这才是专业。该我了。我站起身,没有带任何文件,也没有准备PPT。我只是,
走到了会议室的落地窗前。“各位。”我开口,声音不大,却足以让所有人都听清。
“乔小姐的方案,很好。”“唯一的缺点,就是太‘好’了。”“好到,像一本教科书,
标准,工整,却没有任何惊喜。”“贺氏要做珠宝,不是为了跟在别人屁股后面,
分一杯残羹冷炙。”“我们要做,就要做成业界的标杆,风向的引领者。”我的话,
让在场的高管们,都愣住了。乔安琪的脸色,也变得有些难看。“你什么意思?”她质问道,
“你说我的方案不好,那你倒是拿出你的方案啊!”“我的方案,很简单。”我转过身,
看着众人。“就两个字。”“‘国风’。”“我们不追逐西方的宝石,
我们用我们自己的东西。”“和田玉,翡翠,点翠,花丝镶嵌。”“这些,
是传承了千年的美,是刻在华夏儿女骨子里的浪漫。”“我们的‘初见’,
不是情侣之间的初见。”“而是,现代人,与千年古韵的初见。”“我们要唤醒的,
是文化自信,是民族认同。”“这,才是最高级的情怀,也是,最无法复制的护城河。
”我说完,整个会议室,鸦雀无声。所有人都被我的话,震撼了。他们看着我,眼神里,
充满了惊异。他们没想到,一个一直被他们当成花瓶的女人,竟然有如此的格局和见识。
贺季扬的眼神,更是复杂到了极点。他看着我,像是在看一个他从未认识过的陌生人。许久。
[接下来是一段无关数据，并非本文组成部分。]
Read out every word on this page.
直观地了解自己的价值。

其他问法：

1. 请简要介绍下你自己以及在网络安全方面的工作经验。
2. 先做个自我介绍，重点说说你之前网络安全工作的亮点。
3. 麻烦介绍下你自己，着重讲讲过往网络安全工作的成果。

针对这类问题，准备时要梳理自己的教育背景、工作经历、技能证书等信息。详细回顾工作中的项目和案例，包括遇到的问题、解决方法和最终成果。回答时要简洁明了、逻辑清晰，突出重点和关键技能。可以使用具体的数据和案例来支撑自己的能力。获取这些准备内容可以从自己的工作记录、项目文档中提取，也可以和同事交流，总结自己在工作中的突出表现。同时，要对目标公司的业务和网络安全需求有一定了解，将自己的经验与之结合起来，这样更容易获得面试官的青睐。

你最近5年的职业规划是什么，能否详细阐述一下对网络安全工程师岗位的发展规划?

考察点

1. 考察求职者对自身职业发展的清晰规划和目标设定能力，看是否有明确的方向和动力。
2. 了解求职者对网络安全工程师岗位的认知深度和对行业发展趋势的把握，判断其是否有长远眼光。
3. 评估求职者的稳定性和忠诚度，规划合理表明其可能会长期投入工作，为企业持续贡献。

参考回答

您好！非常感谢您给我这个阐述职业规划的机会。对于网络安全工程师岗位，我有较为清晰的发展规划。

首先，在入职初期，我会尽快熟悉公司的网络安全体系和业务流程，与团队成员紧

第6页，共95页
一阵清脆的掌声,响了起来。是坐在角落里,一直没说话的市场部总监,李总。他站起身,
激动得脸都有些红了。“好!说得太好了!”“蔚总……不,夫人,您这个想法,
简直是天才!”“国风!对!我们怎么就没想到呢!”有了他带头,其他的高管,
也纷纷附和。“是啊,夫人这个切入点,太妙了!”“这几年国潮兴起,我们做国风珠宝,
绝对能火!”局势,瞬间逆转。乔安琪站在那里,脸色惨白,摇摇欲坠。她精心准备的一切,
在我的“国风”二字面前,被击得粉碎。她输了。输得,一败涂地。6最终的投票结果,
毫无悬念。我的方案,全票通过。我成了“初见”系列,名正言顺的项目负责人。
会议结束后,贺季扬把我叫到了他的办公室。他坐在宽大的办公桌后,沉默地看着我。许久,
才开口。“这些,是谁教你的?”他不相信,这些话,是我自己想出来的。在他眼里,
我还是那个,除了爱他,一无是处的草包。“怎么?”我拉开他对面的椅子,坐下。